タイムマシンの話をすると思うんですが、たぶん今この瞬間にも世界のどっかに未来の釈迦にあたる人物は居るんじゃないかと思ったりするんです。もしそうならタイムマシンがなくても僕の願いは叶えられるですよね。でも、今この瞬間にそれを見抜くセンスが僕にない。やっぱり未来になって初めてわかる。要は、僕にそれを透視するだけの器量がないことが問題なんじゃないかしら。。。戦争にしても世界のどこかで常に起こっていて、でもその悲惨さを今この瞬間、自分の責任として感じるセンスが僕にはない。僕自身が戦争の当事者だと頭では思ってますけど、そういう実感がないんですよ。なんと自分の行動に無責任に生活しているものかと痛感しますが。これもまた頭で思うだけで、実感がないですから。こうやって、ダラダラと毎日が過ぎ。明日も戦争を起こしてしまうのかしら。なんて、ちょっとしんみりしちゃいました。。。
>戦争にしても世界のどこかで常に起こっていて、でもその悲惨さを今この瞬間、自分の責任として感じるセンスが僕にはない。僕自身が戦争の当事者だと頭では思ってますけど、そういう実感がないんですよ。なんと自分の行動に無責任に生活しているものかと痛感しますが。
いえいえ。D15さんのブログを拝見している者の一人としては、そんなことは全く無いかと。環境問題にも非常に深く配慮していらっしゃいますし。どんな問題であれ、「人事では無い」という意識は大切なことです。

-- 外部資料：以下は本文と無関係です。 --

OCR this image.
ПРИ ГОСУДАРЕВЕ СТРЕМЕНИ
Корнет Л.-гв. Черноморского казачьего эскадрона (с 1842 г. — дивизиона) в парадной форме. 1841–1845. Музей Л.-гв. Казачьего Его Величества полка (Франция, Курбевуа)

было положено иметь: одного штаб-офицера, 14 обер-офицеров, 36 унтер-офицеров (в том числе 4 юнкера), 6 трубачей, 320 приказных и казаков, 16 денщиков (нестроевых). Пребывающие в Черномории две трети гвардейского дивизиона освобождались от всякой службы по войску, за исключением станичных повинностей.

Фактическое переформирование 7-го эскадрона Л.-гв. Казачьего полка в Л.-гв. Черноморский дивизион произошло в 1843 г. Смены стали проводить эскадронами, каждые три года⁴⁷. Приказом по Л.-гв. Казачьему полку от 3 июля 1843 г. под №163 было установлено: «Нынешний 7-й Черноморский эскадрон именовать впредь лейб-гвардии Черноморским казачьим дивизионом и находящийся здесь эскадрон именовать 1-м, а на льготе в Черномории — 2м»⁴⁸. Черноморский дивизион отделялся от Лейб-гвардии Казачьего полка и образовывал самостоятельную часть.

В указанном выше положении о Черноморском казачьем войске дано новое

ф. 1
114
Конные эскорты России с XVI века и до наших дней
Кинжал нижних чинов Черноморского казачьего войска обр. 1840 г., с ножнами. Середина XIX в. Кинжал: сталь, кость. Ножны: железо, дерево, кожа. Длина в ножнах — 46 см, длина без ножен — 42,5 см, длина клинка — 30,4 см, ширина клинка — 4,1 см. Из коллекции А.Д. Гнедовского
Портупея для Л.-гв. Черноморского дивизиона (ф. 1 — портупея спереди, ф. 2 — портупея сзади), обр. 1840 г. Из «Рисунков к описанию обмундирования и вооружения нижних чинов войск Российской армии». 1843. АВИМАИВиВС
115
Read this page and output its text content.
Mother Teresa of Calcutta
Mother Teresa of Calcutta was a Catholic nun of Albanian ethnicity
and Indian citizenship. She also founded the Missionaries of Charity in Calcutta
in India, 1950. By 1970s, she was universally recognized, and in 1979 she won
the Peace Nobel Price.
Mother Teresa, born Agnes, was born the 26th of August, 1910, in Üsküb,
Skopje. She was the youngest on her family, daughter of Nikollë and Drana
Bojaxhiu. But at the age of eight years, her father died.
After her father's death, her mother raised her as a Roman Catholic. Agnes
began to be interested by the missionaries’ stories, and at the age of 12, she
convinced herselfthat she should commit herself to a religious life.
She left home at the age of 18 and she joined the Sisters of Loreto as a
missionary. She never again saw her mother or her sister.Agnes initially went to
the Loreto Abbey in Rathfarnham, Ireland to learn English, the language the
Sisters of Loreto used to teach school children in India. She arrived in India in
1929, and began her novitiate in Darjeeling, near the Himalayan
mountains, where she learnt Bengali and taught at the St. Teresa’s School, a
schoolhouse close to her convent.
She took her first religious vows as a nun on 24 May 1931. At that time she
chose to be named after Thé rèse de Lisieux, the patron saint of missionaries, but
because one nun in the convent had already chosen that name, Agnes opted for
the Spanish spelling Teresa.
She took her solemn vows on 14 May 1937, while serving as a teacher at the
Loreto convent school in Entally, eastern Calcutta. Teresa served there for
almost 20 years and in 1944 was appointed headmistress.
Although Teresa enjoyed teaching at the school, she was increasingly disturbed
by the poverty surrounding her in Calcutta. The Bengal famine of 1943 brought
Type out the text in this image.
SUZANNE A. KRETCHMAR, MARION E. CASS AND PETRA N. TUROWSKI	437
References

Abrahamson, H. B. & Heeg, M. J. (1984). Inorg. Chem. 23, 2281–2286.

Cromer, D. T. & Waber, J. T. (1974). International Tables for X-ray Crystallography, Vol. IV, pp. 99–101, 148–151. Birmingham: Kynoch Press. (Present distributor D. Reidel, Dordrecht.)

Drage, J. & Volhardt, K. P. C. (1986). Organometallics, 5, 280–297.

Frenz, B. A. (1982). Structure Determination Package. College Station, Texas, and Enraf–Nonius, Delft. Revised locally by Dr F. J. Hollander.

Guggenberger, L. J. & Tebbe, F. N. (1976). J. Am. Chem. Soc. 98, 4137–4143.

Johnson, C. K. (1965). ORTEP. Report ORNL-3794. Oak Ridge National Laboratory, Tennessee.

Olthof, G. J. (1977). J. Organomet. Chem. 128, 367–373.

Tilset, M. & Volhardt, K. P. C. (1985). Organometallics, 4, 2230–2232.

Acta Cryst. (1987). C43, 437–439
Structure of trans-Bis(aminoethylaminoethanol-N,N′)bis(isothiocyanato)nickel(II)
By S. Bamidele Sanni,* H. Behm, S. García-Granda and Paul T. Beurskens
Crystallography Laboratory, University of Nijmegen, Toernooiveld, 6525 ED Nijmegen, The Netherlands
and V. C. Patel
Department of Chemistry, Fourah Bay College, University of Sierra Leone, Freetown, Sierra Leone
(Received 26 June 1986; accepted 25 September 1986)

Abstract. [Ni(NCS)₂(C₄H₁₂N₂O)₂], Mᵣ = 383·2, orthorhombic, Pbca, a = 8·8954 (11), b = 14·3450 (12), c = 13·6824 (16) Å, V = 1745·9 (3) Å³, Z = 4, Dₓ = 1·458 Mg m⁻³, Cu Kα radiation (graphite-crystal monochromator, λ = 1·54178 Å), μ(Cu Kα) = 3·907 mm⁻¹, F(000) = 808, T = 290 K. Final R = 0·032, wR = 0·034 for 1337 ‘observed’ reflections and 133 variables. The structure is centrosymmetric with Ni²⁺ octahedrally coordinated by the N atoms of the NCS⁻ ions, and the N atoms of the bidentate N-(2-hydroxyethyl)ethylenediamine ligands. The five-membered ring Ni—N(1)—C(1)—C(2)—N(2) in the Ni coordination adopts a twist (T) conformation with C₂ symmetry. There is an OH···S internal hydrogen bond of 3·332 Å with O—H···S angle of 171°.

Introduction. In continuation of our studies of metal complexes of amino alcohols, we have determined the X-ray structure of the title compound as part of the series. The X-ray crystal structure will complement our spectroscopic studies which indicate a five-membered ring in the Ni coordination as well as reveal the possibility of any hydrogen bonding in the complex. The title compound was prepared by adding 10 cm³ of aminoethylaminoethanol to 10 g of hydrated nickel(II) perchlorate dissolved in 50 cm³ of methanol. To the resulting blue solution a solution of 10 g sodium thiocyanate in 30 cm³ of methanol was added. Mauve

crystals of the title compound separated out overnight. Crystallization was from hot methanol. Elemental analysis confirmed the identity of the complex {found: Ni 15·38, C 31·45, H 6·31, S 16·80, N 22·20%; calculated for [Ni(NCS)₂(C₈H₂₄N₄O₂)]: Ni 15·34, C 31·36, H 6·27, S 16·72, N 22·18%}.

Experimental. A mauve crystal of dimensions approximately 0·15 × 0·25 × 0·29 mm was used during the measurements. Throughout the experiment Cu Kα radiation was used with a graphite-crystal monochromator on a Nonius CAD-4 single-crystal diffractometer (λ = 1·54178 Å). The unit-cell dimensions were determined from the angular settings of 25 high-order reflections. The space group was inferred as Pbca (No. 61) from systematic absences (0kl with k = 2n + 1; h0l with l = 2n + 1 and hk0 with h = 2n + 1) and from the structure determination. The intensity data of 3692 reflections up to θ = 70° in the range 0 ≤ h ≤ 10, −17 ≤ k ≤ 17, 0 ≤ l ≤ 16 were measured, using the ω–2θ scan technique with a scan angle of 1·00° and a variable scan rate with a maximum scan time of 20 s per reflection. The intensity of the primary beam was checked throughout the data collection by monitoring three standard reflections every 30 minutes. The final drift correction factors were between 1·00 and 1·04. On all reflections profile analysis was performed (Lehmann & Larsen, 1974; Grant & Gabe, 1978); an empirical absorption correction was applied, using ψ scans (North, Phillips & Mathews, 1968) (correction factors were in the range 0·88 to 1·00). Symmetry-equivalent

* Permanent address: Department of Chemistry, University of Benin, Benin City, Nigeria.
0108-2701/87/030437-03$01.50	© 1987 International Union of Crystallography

そういえば、数年前、イラクで人質に取られた日本人の方がいらっしゃいましたね。その間、「退避勧告が出ているにもかかわらずイラクに入国して人質に取られたのは自己責任」なんていう風潮が蔓延していました。
僕はその言葉を聞いて、本気で愕然としました。
人質にあわれた方に直接お会いしたわけではありませんが、単なる興味本位でイラクに入ったわけではないでしょう。その目で、その耳で、イラクの情勢を知り、その惨状を世界に伝えたい、イラクのために何かしたい、と思ったのでしょう。実際に行動を起こした人に対する罵倒の数々は、日本の先行きの不安を感じさせるに十分でした。ご家族の方々だって、今正に家族が、知人が死ぬかもしれない、という局面で、正常でいられるはずがない。
結果として彼らの自己責任なのかもしれません。でも、それは彼らが助かってからでも十分な議論であるはずです。死ぬかもしれない極度の場面で、数万km離れた平和な国では、何もせず他人事のように議論を繰り広げる。
果たしてこんな状態で、「二度と戦争はいけない」という本当の意味と気持ちを汲み取り、未来につなげることが出来るのでしょうか?
何もこれは戦争だけでなく、D15さんが取り組んでいらっしゃる環境問題や、そのほかの問題でも当てはまるわけです。ただ単に日ごろ流れるニュースを垂れ流し的に聞くのではない。とっかかりは興味本位でも構わない。でも、そこから「どうにかしたい」という気持ちが現れれば(それが一人一人)、少しずつでも現状を変えることが出来るし、未来につなげることが出来ると思います。